Die juristischen Probleme schaden dem Ex-Präsidenten bisher nicht, in Umfragen liegt er weit vorn. Auch andere Kandidaten sehen Fakten eher locker.

Acht Polizeifotos von US-Politikern, darunter Trump oben links

Er ist nicht allein: Polizeibilder von Trump und mit ihm angeklagten Po­li­ti­ke­r*in­nen Foto: Fulton County Sheriff's Office/reuters

Wenn es Wochen gibt, die eine Vorahnung darauf geben, was in den darauffolgenden Monaten in den USA zu erwarten ist, dann war das so eine. Knapp 15 Monate vor der nächsten Präsidentschaftswahl musste der führende Kandidat für die republikanische Nominierung im Gefängnis vorstellig werden und 200.000 Dollar Kaution hinterlegen, um nicht da bleiben zu müssen.

Und nur wenige Stunden zuvor zankten sich acht weitere Kan­di­da­t*in­nen – sieben Männer und eine Frau – vor den Kameras des konservativen Senders Fox News in einem Event, das fälschlich „Debatte“ genannt wurde, mit einer politischen Diskussion unter kenntnisreichen Erwachsenen aber wenig zu tun hatte.

Unter einigermaßen normalen Umständen hätten die US-Republikaner*innen so innerhalb von nur 24 Stunden aller Welt gezeigt, dass sie vollkommen unwählbar sind.

Aber die Umstände sind andere. Donald Trump, der inzwischen mit vier Strafverfahren kämpfende Ex-Präsident, liegt in allen Umfragen unter republikanischen Wäh­le­r*in­nen haushoch in Führung. Die Anklagen haben ihm nicht geschadet. Im Gegenteil.

Und selbst die meisten jener, die so tun, als wollten sie statt seiner für die Re­pu­bli­ka­ne­r*in­nen im November 2024 gegen Joe Biden antreten, bekräftigen Trumps absurde Behauptung, all die Strafverfahren seien lediglich der Versuch der Biden-Regierung, mit der Waffe der Justiz einen politischen Widersacher zur Strecke zu bringen.

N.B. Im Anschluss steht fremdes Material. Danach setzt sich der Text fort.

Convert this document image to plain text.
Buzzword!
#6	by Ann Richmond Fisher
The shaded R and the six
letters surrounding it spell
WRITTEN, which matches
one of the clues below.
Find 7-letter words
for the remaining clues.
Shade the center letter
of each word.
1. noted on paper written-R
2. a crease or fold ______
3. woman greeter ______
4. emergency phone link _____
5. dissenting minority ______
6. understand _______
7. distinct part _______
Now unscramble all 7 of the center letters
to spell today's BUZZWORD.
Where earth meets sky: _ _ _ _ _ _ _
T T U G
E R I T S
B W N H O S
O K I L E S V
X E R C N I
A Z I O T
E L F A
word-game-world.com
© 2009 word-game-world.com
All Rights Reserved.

Es ist eine absurde Situation: Die USA demonstrieren gleichzeitig, dass ein Rechtssystem funktioniert und niemand über dem Gesetz steht – und das exakte Gegenteil. Wenn die Mehrheit der politischen Führung und der An­hän­ge­r*in­nen einer der zwei national relevanten Parteien die Legitimität unabhängiger Justiz in Frage stellen, dann ist das mehr, als ein System vertragen kann.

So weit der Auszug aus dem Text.